By the same reasoning:
$$P(S_j)=1-v(D) =1 - \frac{D^3}{R^3} \tag{5}$$
$$P(\cap S_i) \ge \max(1 - M(1-P(S_i)),0)= \max\left(1 - M \frac{D^3}{R^3},0\right) \triangleq h(D,M) \tag{6} $$
The range where $h(D,M)$ is positive, ie. $0\le D \le D_2 \triangleq R/M^{1/3} $
Now, let $t$ be the minimun distance between the sphere centers. Then
$$P(t \ge D) = P(\cap S_i) \ge h(D,M) \tag{7}$$
And then
$$E(t) = \int_0^{\infty} P(t \ge D) dD \ge\int_0^{D_2} h(D,M) \, dD =\\
= \frac{3}{4} \frac{R}{M^{1/3}}
\approx 0.945 \frac{R}{\sqrt[3]{N(N-1)}} \approx 0.945 \frac{R}{N^{2/3}} \tag{8}$$
Update 2 : A simple heuristic which seems to produce the correct coefficient:
Following the approach above, we could assume that $S_i$ are asympotically independent, and then:
$$P(\cap S_i) \approx \left(1-\frac{D^3}{R^3}\right)^M \tag{9}$$
Then
$$E(t) \approx \int_0^{R}\left(1-\frac{D^3}{R^3}\right)^M dD =\\= R \, \Gamma(4/3) \frac{\Gamma(M+1)}{\Gamma(M+4/3)} \approx R \, \Gamma(4/3) M^{-1/3} \approx 1.12508368 \frac{R}{N^{2/3}} \tag{10}$$
Update 3 : Regarding corrections for border effects.

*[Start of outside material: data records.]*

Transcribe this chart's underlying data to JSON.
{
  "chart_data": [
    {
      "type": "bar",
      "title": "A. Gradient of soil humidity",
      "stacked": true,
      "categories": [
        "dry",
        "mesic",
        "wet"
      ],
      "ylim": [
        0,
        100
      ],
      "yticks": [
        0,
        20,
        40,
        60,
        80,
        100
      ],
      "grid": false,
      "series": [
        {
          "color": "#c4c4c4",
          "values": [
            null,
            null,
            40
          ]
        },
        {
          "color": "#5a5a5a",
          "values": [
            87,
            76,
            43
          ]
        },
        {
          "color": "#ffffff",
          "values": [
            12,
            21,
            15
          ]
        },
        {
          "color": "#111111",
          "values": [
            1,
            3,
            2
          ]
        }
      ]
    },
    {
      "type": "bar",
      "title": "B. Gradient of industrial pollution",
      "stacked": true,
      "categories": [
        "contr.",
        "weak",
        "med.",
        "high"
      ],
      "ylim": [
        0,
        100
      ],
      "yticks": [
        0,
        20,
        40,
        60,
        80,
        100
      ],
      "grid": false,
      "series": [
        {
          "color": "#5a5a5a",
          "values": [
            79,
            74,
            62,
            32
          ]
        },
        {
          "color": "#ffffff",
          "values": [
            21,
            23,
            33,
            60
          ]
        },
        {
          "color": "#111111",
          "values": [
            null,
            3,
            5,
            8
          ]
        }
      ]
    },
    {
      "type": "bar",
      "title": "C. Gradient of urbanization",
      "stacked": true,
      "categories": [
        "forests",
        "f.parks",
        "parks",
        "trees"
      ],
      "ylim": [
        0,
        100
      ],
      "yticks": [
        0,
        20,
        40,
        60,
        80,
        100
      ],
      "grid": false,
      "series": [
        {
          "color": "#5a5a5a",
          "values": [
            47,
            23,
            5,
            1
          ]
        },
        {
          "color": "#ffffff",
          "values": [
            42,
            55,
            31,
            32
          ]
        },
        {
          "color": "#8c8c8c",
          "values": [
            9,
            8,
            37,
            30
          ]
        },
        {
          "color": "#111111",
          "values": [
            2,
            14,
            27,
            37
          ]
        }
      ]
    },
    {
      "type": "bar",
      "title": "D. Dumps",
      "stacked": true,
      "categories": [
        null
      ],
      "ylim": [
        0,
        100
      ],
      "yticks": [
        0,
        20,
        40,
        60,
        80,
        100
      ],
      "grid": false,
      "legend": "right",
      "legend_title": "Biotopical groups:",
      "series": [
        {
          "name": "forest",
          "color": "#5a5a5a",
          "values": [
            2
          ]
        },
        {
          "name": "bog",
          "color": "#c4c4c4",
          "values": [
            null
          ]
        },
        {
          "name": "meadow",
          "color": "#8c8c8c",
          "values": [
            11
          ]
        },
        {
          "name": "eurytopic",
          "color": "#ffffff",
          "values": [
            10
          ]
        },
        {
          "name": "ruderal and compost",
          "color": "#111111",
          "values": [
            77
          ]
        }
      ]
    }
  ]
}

(Lets assume $R=1$ to save notation, it's just a scale factor)
If we wished to include border effects we should replace $(5)$ (computing the balls intersection as here) by
$$1-D^3+\frac{9}{16}D^4 -\frac{1}{32}D^6 \hspace{1cm} 0\le D\le 2$$
The integral gets more complicated, but the (first order) asymptotic result is not altered:
Lemma: For any positive differentiable function $g(x)$ which , in $[0,+\infty)$, has global maximum at $g(0)=1$, and which has zero first and second derivates $g(x)=1-a x^3 + O(x^4)$ we have (variation of Laplace method, see eg here sec 2.1.3)
$$ \int_0^\infty g(x)^M dx = \frac{\Gamma(1/3)}{3 a^{1/3}} M^{-1/3}+ o(M^{-1/3})$$
which again leads as to $(10)$.
Best Answer
Assume $a=1$ for simplicity. Let $M$ be the minimum distance among these $n$ points. Note $M$ is always at most $\frac1{n-1}$, which occurs when the points are evenly spaced. To calculate $EM$, we first calculate $P(M>m)$, for $0\le m \le 1/(n-1)$.
$P(M>m)$ is, by symmetry, equal to $n!$ times $P(M>m\text{ and } U_1<U_2<\dots<U_n)$, and the probability of the latter is the volume of the below subset $S$ of the unit hypercube $Q=[0,1]^n$: $$ S = \{(x_1,\dots,x_n)\in Q:x_i+m\le x_{i+1}\text{ for }i=1,\dots,n-1\} $$ Now, consider the transformation $f:S\to [0,1]^n$, given by $$ (x_1,\dots,x_n)\mapsto (x_1,x_2-m,x_3-2m,\dots,x_n-(n-1)m) $$ A little thought shows that $f$ is a volume-preserving bijection from $S$ to the region $S'$ of the smaller hypercube $Q'=[0,1-(n-1)m]^n$ given by $$ S'=\{(y_1,\dots,y_n)\in Q':y_i\le y_{i+1}\text{ for }i=2,\dots,n-1\} $$ The volume of $S'$ is, by symmetry of permuting the $y_i$, equal to $1/n!$ times the volume of $Q'$, which is just $(1-(n-1)m)^n$. Putting this all together, $$ P(M>m)=n!\cdot \text{Vol}(S)=n!\cdot \frac1{n!}(1-(n-1)m)^n=(1-(n-1)m)^n $$ and therefore $$ \begin{align} EM =\int_0^{1/(n-1)}P(M>m)\,dm &=\int_0^{1/(n-1)}(1-(n-1)m)^n\,dm\\ &=\frac{1}{n-1}\frac{(1-(n-1)m)^{n+1}}{n+1}\Big|_{0}^{1/(n-1)}\\ &=\boxed{\frac{1}{n^2-1}} \end{align} $$ To get the answer for the interval $[0,a]$, simply multiply this result by $a$.